Nothing could be further from the truth. Fringe opera exists to challenge audiences to reassess a form they thought they knew, or to bring new audiences (often aligned to a particular small local venue) to the form in general. It exists so that operas and their plots can be interrogated from modern perspectives without the expectations of £500 ticket bearing, Stalls-seated opera bods being disappointed. It exists so that the microscope can be held over the great characters and stories in opera and revelations about them can be - well - revealed...
All of this is not done to damage full-scale performances, but because in a fringe setting the risks are less, the audience are closer, the expectations are different and there is no 80 voice chorus to try and shift around a massive stage.
So I want to take a moment and celebrate all the Off West End Opera productions that took place in 2017 and raise a toast to all those that will come - the good and the bad - they are proof that Opera is alive and kicking.
In fact, I want to celebrate all Off West End and Fringe Theatre. Last night was a real feast of diversity and difference and a celebration of theatre that pushes at the boundaries and challenges the status quo. So, while thousands of miles away, Hollywood celebrated the Oscars, and the LA red carpet was walked by the stars of the present; last night in Deptford, a very short red carpet to The Albany Theatre may well have been trodden by a few of the stars of the future.
And on to the all important question - who won? Well...as you may now know...WE DID.
Huge congratulations to everyone involved with Tosca at the Kings Head Theatre.
When Adam Spreadbury-Maher and I first conceived of this retelling of Tosca in a phone conversation in my bedroom, we couldn't have foreseen the incredible journey it would take us on. This show even put me in hospital (the shamefaced tenor accidentally broke my nose on day two of rehearsal and I had to have it realigned just 24 hours before the first preview), but it was all worth it.
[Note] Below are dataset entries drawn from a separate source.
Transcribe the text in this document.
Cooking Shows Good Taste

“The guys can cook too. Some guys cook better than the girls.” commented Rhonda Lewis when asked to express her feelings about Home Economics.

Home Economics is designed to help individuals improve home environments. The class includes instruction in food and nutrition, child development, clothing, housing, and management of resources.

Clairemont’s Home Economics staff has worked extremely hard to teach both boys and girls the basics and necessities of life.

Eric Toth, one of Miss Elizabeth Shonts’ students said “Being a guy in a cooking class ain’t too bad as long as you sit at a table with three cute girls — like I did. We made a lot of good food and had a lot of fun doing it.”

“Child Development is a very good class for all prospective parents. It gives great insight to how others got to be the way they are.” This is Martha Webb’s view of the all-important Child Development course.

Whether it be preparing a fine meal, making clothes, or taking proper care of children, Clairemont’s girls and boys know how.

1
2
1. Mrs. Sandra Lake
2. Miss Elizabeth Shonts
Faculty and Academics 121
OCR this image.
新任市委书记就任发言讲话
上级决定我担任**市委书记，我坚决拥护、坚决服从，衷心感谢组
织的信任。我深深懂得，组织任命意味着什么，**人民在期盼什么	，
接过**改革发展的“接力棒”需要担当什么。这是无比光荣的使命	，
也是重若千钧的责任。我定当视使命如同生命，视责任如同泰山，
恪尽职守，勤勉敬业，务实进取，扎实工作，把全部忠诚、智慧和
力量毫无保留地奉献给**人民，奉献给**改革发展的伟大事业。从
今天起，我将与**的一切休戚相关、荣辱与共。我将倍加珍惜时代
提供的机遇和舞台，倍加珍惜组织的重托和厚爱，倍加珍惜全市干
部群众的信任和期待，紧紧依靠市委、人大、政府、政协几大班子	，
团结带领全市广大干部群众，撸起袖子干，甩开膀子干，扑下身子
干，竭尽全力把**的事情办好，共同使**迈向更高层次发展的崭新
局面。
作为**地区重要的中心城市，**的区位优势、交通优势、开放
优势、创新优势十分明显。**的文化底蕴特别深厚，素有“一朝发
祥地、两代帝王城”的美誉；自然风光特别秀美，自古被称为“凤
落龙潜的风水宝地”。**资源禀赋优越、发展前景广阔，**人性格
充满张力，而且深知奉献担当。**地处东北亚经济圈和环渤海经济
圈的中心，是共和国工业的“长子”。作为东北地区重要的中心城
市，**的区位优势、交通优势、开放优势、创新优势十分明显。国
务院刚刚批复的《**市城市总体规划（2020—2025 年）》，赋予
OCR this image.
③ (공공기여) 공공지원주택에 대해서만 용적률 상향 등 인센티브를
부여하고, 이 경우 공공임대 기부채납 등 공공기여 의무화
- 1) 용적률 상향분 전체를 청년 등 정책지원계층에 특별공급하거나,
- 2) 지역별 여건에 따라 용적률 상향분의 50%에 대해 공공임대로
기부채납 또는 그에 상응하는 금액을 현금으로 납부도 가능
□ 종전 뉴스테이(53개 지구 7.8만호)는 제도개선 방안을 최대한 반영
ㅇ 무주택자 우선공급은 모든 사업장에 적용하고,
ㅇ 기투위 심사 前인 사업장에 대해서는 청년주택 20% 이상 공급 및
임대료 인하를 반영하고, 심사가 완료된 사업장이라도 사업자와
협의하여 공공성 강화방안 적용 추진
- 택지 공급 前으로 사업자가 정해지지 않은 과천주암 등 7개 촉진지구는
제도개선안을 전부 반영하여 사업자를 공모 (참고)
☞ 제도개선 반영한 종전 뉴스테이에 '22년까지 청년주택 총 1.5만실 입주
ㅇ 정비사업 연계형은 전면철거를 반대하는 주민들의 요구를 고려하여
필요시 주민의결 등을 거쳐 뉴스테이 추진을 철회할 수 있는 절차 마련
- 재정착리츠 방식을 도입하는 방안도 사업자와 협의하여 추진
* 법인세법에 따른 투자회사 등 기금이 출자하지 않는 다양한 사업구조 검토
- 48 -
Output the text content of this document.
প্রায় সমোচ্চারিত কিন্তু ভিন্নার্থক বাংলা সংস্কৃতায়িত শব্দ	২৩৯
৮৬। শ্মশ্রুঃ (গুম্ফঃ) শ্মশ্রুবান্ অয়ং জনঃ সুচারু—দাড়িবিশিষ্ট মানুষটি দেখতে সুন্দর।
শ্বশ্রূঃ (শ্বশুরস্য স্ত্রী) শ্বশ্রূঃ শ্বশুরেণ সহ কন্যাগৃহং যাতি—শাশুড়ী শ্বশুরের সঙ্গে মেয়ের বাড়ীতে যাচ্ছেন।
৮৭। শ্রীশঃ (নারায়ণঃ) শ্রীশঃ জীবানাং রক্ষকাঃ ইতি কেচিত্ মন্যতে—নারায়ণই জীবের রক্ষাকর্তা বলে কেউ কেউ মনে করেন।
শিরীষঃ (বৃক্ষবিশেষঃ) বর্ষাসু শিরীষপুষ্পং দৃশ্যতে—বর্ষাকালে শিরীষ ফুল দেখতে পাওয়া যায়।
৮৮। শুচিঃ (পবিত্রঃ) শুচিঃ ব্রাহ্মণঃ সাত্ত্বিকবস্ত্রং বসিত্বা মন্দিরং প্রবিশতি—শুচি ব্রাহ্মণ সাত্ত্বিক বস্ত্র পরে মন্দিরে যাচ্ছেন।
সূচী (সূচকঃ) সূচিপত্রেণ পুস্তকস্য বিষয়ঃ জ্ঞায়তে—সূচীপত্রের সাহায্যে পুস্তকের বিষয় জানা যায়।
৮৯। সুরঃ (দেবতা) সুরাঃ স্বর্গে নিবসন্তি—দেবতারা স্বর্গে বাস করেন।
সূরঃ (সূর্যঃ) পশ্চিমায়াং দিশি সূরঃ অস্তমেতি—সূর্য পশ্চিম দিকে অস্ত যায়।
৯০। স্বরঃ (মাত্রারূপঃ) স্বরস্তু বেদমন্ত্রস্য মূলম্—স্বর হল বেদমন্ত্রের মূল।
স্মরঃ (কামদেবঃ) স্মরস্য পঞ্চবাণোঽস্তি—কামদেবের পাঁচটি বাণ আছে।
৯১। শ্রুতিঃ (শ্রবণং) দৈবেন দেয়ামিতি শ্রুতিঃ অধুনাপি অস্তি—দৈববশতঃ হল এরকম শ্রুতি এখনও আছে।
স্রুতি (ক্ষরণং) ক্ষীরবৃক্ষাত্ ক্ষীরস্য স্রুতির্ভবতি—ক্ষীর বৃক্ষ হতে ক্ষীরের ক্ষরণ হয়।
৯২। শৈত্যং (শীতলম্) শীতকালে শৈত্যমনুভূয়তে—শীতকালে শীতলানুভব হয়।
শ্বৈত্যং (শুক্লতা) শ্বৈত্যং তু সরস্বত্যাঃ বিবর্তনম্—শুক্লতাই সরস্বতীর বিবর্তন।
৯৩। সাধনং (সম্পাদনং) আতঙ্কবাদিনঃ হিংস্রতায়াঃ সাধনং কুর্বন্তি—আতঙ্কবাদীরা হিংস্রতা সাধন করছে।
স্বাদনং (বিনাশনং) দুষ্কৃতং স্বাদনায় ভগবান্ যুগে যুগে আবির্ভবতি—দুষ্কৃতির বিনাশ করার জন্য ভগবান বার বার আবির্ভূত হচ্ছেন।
The list of names of those to be thanked is so long it probably doesn't bear repeating. However, everyone who works at The King's Head is the thank for last night's award; the hugely talented casts; the exceptional musicians; the audiences who cheered us on and of course. Puccini himself. While the purists might have found the work challenging and cried out that it diminished the music which he wrote, I cannot help but think that Puccini himself would have celebrated last night with us.